Caritas Ambrosiana – come altri soggetti di espressione ecclesiale e laica – inoltre continua a fornire interventi di prima assistenza in questa prolungata emergenza, con raccolte viveri, indumenti e medicinali.
Occorre non dimenticare le emergenze degli anni scorsi che Caritas ambrosiana continua a gestire, così come l’accoglienza dei profughi di altre nazionalità (pakistani, eritrei, somali, afgani, nigeriani, ivoriani) che continuano ad arrivare sul nostro territorio. Ad esempio, attraverso la Cooperativa Farsi Prossimo, vengono gestiti 400 posti nei centri polifunzionali del Comune di Milano, altri 214 del Sistema di protezione per richiedenti asilo e rifugiati costituito dalla rete degli enti locali (69 posti a Milano, 25 nella zona di Lecco, 120 tra le province di Varese e Milano) in case di proprietà della Diocesi.
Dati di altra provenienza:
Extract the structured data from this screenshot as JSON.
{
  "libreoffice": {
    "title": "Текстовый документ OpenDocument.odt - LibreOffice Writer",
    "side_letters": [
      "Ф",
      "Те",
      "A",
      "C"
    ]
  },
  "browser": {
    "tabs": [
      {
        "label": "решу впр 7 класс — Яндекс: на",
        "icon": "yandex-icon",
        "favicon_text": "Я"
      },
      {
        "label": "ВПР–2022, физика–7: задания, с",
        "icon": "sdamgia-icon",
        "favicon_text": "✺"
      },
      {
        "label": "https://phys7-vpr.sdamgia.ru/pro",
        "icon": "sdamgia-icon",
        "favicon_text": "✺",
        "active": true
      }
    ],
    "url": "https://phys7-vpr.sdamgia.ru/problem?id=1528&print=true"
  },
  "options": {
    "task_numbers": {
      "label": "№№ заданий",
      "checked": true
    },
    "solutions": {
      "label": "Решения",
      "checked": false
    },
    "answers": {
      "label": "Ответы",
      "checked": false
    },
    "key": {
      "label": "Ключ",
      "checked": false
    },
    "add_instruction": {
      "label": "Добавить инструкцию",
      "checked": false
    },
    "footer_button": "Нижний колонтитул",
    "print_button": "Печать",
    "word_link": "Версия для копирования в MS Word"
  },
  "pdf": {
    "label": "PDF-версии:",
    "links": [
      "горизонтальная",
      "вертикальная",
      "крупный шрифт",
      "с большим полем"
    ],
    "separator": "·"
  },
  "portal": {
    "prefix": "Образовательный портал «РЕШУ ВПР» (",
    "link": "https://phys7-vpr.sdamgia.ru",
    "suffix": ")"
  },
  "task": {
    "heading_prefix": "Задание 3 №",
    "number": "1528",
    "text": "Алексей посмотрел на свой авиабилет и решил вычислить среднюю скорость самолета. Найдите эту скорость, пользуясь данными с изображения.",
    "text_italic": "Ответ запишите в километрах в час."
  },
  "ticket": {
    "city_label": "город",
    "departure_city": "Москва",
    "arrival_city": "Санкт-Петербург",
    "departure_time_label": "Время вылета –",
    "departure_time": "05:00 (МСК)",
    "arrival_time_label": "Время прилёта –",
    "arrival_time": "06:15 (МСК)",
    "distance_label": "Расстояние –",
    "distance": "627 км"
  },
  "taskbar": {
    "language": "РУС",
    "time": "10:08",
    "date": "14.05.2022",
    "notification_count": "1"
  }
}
«La pressione di questi giorni per l’ennesimo arrivo in Stazione Centrale di profughi siriani può avere spinto i rappresentanti del Comune di Milano a qualche battuta infelice e fuori luogo – osserva don Roberto Davanzo, direttore di Caritas Ambrosiana -. Evitiamo polemiche sterili e strumentali sulla pelle dei poveri. Riconosciamo che, in questa circostanza, il Comune non è stato sufficientemente supportato dalle Istituzioni centrali: ancora non si vuole riconoscere che i flussi di siriani che si riversano sulla scalo ferroviario milanese sono un’emergenza, e come tale andrebbe trattata da tutti i soggetti istituzionali, predisponendo un sistema di accoglienza che coinvolga un territorio ben più ampio di quello cittadino».
«Tuttavia, la soluzione non può essere quella di aprire le chiese – prosegue don Davanzo -. Quello è un appello retorico che non porterebbe alcun beneficio ai profughi. Certo in chiesa avrebbero un tetto e poi? I bagni? La mensa? I letti? Le attrezzature? Il personale? I mediatori culturali, operatori, volontari che siano in grado di gestire la situazione? Stiamo facendo molto e faremo ancora di più. Ma non è solo una questione di spazi. L’aspetto più impegnativo è legato alle persone che devono gestire l’accoglienza, quotidianamente, in modo dignitoso. Sono oltre 3 mila i profughi che direttamente e ogni giorno abbiamo assistito in questi tre mesi in strutture nostre e del Comune. La fatica e l’angoscia che leggiamo negli occhi dei siriani che arrivano alla Stazione Centrale ci spingono solo a chinare la testa e a darci da fare. Non è questo il momento della polemica, lavoriamo per trovare soluzioni. E non dimentichiamo che come Caritas e Chiesa siamo attivi per una infinità di situazioni, dai minori, alle prostitute, dai senza fissa dimora agli anziani soli».